Вернувшись в палату, он лег на койку и стал слушать город.
Наверное, палату не запирают на ночь. Только эту палату, куда переводят тех, кто уже здоров и готов к выписке. Он находился здесь уже неделю, но за это время так и не набрался смелости проверить дверь. Обитателям остальных палат было строго запрещено не только открывать двери, но и даже подходить к ним. Зачем это нужно было – никто из пациентов не знал, но и узнавать не хотели, чтобы не студить свое любопытство сутками, сидя в подвальных камерах, в смирительной рубашке. Привычка, выработанная годами страха, стала рефлекторной – не подходить к дверям, даже если они распахнуты полностью, и нет на то разрешения санитара.
Эта палата многим отличалась от остальных. Обои на стенах – простой дешевый рисунок, но на него было приятно смотреть после серого крашеного однообразия соседних апартаментов. Кровати, хоть и скрипучие, но мягкие, пружинные, без колец по бокам и спинкам, через которые продеваются фиксирующие ремни. Зеркало над умывальником. Туалет с дверью и защелкой изнутри. На матрасах нет унизительной рыжей резины. Нет тошнотворных запахов кала и мочи – запаха абсолютной человеческой слабости. На дверях нет армированного проволокой окошка. Нет вообще окошка. Зато есть самая главная и самая важная достопримечательность – окно в город, пусть с решеткой, к тому же, настолько нечастой, что можно просунуть руку и ощутить холод стекла, приятный и освежающий, как самостоятельное утреннее умывание. Окно, через которое можно видеть небо и часть мира, по которому до безумия соскучился, а не однообразную кирпичную стену внутреннего двора, заслоняющую все собой.
Эта палата была воротами на свободу.
Небо стало светлее, и можно было отключить настенное бра (тоже особенность этой палаты), укрепленное у изголовья и сделанное так, чтобы можно было за чтением не мешать спать соседу.

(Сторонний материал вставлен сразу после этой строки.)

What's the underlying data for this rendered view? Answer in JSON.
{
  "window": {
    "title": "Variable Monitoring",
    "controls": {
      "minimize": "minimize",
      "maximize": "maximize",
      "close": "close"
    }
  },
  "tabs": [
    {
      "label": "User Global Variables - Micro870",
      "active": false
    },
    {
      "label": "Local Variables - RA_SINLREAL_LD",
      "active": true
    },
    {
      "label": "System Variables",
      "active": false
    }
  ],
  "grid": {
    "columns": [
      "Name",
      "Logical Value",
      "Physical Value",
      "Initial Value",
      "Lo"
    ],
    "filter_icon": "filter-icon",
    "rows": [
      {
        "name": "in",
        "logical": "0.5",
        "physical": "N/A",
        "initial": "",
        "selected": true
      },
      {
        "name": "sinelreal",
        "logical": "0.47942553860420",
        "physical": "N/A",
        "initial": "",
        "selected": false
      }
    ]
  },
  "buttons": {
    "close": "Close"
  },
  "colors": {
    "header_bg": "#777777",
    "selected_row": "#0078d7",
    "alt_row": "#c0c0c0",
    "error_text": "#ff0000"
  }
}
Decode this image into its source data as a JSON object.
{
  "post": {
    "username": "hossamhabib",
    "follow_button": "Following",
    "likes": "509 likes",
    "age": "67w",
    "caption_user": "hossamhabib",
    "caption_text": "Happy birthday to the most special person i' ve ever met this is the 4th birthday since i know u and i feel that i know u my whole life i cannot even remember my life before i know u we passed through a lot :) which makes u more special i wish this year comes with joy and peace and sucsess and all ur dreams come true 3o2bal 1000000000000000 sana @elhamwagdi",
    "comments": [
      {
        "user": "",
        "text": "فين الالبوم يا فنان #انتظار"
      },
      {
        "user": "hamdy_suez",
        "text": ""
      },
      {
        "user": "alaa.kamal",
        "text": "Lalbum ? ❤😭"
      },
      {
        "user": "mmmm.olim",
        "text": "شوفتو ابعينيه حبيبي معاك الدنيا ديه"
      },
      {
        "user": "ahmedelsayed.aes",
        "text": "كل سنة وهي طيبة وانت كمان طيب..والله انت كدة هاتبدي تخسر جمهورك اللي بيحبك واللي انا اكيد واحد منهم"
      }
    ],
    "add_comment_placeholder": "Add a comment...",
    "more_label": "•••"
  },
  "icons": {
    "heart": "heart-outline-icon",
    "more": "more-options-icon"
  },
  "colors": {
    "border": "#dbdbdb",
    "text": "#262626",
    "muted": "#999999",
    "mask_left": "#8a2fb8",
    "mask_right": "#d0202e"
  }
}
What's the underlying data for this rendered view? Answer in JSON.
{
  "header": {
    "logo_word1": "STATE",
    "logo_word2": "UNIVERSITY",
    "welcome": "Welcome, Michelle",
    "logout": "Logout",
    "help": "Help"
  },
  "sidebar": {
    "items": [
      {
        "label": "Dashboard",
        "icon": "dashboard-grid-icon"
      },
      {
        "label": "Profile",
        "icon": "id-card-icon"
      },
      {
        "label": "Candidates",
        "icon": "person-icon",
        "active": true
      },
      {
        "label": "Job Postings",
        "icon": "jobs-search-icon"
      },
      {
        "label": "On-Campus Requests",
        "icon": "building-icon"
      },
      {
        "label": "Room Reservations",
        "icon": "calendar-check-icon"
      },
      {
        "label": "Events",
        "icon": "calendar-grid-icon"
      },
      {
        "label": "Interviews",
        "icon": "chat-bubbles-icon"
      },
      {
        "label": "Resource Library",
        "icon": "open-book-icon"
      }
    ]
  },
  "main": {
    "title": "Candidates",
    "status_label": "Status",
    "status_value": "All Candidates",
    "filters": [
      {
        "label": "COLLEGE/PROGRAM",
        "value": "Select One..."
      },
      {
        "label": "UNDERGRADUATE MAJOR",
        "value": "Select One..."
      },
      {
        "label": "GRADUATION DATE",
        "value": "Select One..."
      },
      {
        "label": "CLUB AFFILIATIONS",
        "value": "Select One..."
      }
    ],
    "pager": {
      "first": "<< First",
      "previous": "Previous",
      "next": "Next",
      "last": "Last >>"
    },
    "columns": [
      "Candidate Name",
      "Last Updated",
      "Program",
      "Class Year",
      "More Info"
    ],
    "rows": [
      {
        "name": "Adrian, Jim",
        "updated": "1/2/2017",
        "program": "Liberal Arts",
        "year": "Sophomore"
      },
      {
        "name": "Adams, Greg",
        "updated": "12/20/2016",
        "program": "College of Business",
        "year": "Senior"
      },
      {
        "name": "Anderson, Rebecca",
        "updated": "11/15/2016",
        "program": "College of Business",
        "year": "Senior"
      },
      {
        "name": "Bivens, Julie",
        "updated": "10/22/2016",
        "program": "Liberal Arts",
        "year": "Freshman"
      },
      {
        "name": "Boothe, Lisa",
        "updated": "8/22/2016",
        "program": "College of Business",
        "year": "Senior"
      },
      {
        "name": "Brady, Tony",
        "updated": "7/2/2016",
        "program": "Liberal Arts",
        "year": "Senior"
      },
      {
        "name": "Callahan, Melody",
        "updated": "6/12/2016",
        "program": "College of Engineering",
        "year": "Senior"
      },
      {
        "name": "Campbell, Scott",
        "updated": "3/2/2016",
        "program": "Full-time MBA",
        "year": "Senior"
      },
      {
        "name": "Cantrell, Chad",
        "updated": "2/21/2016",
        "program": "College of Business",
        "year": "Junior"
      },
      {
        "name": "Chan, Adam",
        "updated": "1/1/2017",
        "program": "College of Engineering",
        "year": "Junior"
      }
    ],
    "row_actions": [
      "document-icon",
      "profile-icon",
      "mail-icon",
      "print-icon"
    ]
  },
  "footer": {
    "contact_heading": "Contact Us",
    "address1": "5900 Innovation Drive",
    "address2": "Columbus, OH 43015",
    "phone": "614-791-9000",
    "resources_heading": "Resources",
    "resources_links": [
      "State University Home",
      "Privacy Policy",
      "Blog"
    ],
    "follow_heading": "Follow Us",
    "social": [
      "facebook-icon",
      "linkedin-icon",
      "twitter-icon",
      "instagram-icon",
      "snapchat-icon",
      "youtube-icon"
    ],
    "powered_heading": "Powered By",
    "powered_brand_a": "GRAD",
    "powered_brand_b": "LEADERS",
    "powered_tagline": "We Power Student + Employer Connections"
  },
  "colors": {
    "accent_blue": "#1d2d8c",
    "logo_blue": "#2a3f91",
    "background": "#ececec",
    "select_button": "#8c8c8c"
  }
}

Это была не та, в железной клетке, никогда не меркнущая лампа, сводящая с ума своими сотнями ватт сутки напролет и неусыпным вольфрамовым оком стерегущая своих пленников. Теперь такие стеклянные ослепляющие монстры остались в соседних палатах.
К тишине новой палаты он уже успел привыкнуть. Здесь не было более тех ужасных звуков, которые издают соседи по палате; не было монотонных нескончаемых монологов, от которых, если прислушаться, можно было дважды сойти с ума уже абсолютно сумасшедшему человеку; не было криков, пронзительных и долгих, с которыми наружу выплескивалась бестолковая боль душевных мук, и от которых начинал кричать сам до тех пор, пока не умолкал с разбитым и окровавленным ртом, скрученный железными руками санитаров.
Он отвернулся от окна и стал смотреть на спящего соседа. Ровная, неподвижная фигура под тонким больничным одеялом; едва заметное биение пульса под кожей высокой небритой шеи; острый, сухо-рельефный нос; квадратный, сильно выдающийся вперед подбородок; глубокие, темные ямы глазниц с такими большими глазами навыкате, что закрывающие их веки блестели от, казалось, предельного натяжения; крестообразный, побелевший от времени, шрам на скуле, высокий, абсолютно ровный, как стена, лоб, а над ним, посиневший от немного подросших, совсем чуть-чуть, волос, огромный череп, обтянутый тонкой кожей и исчерченный трещинами-венами. сосед аккуратно, каждые три дня, брил череп безопасной бритвой. Свирепое выражение лица, от сонной неподвижности становилось и вовсе ужасным. Но это была маска, под которой, вопреки первому впечатлению, жил, на самом деле, веселый характер человека умного и серьезного, внимательного собеседника, готового слушать любую болтовню любого содержания часы напролет, проявляя при этом самый живой интерес. За это качество он получил прозвище Лекарь, и сам, иногда серьезно, без улыбки говорил, что может понять любое "угугуканье" любого "дурика" и побеседовать с ним на этом "угу-го" на любую тему: от спорта до космонавтики, только потому, что в такой же мере сам чокнутый.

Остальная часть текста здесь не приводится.